Als wir mit dem Songwriting begannen, zeichnete sich sehr
schnell ab, daß die Keyboards wesentlich wichtiger würden
als ein zweiter Gitarrist. So entschieden wir uns, momentan keinen
zweiten Gitarristen in die Band zu nehmen. Was in der Zukunft
allerdings durchaus wieder passieren kann. Aber momentan besteht
einfach kein Bedarf dafür.
Longtracks sind ja in der Prog-Szene ungeheuer beliebt. War das
der Grund, daß ihr euch entschieden habt, nur einen einzigen
Song auf die CD zu bringen. Ihr unterteilt ihn ja dann in zwölf
Parts, da hättet ihr doch genauso gut auch zwölf Songs
daraus machen können!
Nun, es ist tatsächlich nur ein einziger Song. Der
einzige Grund, ihn in diese zwölf Parts aufzuteilen, war, dem
Hörer zu erlauben, von einem Part zum nächsten zu zappen.
Ich persönlich fände es ziemlich frustrierend, mit der
Fernbedienung dazusitzen und einen Knopf zu drücken, um zu
einem anderen Punkt des Albums zu springen. Wir haben dann aber doch
diese Breakpunkte eingesetzt, einfach nur, weil manche Leute das
wohl bequemer finden.
Viele Konzeptalben basieren ja auf Vorlagen aus der Literatur.
Wie sieht es bei euch aus?
Diese Frage sollte besser Jim beantworten. Es geht um das
Leben und um Emotionen. Vielleicht wurde Jim von einem Buch
inspiriert, aber ich kann dazu leider nichts genaueres sagen. Musik
ist es ein wundervolles Medium um Botschaften und persönliche
Gefühle zu zeigen. Mit einem Song kann man einfach viel mehr
ausdrücken als nur durch Worte. Musik ist eine Art
Transportmittel für Gefühle.
Wie werdet ihr das neue Material eigentlich live präsentieren.
Dem Album würde es meiner Meinung nach kaum gerecht werden, nur
bestimmte Teile zu spielen.
Ich denke genauso. Wir spielen das Album vom Anfang bis Ende
und natürlich auch einige ältere Songs.
Wie sieht es eigentlich mit eurem Erfolg in den verschiedenen
Ländern aus?
Ich glaube unser Erfolg in Europa und in den Staaten ist etwa
gleich.

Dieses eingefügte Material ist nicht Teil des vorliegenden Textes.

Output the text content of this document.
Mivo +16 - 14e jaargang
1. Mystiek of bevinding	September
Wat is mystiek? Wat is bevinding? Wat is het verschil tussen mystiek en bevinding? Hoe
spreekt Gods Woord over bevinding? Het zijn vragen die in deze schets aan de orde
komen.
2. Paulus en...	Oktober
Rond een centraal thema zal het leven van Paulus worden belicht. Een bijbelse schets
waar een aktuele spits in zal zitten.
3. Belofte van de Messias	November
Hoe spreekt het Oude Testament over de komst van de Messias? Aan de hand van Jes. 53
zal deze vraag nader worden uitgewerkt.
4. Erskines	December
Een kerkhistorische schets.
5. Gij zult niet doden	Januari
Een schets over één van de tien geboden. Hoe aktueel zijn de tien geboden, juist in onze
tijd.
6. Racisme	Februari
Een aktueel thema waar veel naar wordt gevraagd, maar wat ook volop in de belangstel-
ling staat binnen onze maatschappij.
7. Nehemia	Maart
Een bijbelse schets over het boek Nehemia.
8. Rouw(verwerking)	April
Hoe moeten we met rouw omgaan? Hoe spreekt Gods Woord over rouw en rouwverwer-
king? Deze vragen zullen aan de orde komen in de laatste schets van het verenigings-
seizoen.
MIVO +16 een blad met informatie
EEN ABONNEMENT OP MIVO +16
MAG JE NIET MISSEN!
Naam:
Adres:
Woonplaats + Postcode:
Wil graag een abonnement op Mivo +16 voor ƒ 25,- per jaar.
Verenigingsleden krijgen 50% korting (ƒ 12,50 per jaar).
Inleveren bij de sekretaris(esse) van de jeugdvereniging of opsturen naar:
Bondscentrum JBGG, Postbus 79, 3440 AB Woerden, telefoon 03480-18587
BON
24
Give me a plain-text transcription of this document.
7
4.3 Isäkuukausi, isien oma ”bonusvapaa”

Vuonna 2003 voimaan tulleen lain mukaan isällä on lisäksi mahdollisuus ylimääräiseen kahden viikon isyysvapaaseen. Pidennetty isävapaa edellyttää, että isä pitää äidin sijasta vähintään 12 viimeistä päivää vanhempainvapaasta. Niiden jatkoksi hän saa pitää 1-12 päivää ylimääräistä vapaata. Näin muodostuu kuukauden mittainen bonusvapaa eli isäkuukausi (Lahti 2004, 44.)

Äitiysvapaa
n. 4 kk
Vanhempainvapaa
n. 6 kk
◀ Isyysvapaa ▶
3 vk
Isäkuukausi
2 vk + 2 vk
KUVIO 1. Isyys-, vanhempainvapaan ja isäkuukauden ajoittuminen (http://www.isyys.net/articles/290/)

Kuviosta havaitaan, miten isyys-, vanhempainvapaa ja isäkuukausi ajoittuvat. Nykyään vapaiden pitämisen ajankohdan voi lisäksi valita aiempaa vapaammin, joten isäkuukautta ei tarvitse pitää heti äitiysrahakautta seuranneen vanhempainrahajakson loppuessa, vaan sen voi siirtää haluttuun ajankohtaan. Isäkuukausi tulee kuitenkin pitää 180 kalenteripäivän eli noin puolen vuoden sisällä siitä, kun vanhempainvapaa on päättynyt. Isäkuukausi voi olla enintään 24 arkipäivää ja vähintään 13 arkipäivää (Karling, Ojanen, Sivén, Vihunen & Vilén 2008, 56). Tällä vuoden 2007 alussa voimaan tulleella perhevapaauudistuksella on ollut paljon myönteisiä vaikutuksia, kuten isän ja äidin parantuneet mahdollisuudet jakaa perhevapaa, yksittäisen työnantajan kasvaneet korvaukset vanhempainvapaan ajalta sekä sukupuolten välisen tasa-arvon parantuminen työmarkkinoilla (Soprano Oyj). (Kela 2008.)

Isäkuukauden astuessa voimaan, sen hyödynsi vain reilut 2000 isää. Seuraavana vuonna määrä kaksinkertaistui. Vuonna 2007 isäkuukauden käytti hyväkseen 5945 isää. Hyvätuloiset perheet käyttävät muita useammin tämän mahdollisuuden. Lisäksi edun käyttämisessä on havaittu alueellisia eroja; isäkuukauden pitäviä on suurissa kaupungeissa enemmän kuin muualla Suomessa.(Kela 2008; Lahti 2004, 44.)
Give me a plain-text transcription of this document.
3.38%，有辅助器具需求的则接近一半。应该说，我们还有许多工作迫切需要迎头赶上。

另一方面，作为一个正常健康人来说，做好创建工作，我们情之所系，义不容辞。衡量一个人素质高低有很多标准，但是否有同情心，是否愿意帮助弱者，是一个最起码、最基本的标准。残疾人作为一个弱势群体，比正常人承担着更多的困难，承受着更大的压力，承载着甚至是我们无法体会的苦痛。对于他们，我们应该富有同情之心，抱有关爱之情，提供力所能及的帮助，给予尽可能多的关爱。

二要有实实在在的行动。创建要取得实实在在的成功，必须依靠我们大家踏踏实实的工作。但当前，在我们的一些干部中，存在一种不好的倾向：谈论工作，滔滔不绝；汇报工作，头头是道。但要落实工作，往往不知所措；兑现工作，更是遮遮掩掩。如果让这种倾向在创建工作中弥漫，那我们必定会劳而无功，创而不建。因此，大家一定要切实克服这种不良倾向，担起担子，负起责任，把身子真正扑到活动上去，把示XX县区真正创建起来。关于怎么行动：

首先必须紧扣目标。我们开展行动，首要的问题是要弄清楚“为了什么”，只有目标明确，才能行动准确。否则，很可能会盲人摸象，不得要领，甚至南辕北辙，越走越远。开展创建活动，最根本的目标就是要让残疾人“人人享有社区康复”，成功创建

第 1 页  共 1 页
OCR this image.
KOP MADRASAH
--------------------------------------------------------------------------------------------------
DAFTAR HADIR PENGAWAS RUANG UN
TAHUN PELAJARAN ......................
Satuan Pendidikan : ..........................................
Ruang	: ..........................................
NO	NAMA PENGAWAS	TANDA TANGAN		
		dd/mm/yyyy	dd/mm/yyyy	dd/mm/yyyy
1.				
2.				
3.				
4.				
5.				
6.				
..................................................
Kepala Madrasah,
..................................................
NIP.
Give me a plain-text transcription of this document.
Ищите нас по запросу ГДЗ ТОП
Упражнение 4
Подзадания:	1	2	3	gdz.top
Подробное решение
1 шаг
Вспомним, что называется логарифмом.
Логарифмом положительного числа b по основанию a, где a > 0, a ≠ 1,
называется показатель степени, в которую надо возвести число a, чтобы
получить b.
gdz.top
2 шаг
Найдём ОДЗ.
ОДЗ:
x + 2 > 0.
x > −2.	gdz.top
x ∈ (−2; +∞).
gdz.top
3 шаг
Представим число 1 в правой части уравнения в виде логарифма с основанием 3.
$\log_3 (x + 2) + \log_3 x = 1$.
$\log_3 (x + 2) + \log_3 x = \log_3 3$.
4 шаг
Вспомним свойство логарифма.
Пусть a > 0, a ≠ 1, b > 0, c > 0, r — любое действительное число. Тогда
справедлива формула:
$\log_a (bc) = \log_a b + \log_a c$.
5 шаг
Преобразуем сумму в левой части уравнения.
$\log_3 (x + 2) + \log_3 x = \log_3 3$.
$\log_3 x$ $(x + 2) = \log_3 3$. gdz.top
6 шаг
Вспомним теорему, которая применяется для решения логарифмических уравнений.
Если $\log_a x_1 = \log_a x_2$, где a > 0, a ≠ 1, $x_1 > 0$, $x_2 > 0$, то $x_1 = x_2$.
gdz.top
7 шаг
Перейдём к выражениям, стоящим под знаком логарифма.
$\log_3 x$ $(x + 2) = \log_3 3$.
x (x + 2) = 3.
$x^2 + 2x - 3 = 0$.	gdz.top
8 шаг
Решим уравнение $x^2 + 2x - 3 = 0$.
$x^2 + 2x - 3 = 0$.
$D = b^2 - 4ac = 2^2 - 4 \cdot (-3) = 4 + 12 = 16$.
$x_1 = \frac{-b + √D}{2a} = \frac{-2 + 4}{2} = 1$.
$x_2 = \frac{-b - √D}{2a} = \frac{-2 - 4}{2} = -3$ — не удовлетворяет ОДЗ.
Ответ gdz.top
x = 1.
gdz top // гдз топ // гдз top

Manche Leute tendieren zu der Meinung, wir wären gerade
in Deutschland besonders populär, aber ich glaube, es nimmt
sich nichts mit Amerika. Betrachtet man die Fans in Europa
dannglaube ich, sie sind treuer. Wie es in Japan aussieht, kann ich
gar nicht genau sagen.
Betrachtet man die Info von eurem Label, so glaube ich zwischen
den Zeilen so etwas lesen zu können wie: Leute, ihr mögt
ja glauben, daß Dream Theater die beste Prog-Metal-Band der
Welt ist, aber in Wahrheit ist es Fates Warning! Wie sieht
euer Verhältnis denn nun tatsächlich aus?
Wir sind seit langem befreundet. Wir sind zwar etwas länger
aktiv als DT, aber natürlich haben sie uns, was den Erfolg
angeht, längst überholt. Aber ich glaube, sie haben diesen
Erfolg verdient, sie sind geniale Musiker, haben gute Platten, ein
gutes Songwriting. Also sollen sie diese Anerkennung auch bekommen.
Und wenn Leute sagen, sie haben die besseren Songs - nun, ich bin
nicht zornig oder verbittert deswegen.
Wenn es nach mir ginge, so könntet ihr den jetzt
eingeschlagenen Weg getrost in diese Richtung fortsetzen. Aber
darüber jetzt zu reden, ist vermutlich ein wenig früh...
Ich kann jetzt wirklich noch nicht sagen, was die Zukunft
bringen wird. Alles was ich weiß ist, daß wir uns
augenblicklich an einem entscheidenden Punkt unserer Karriere
befinden. Das einzige was ich dir definitiv sagen kann, solange die
Leute wollen, daß wir weitermachen, solange machen wir weiter.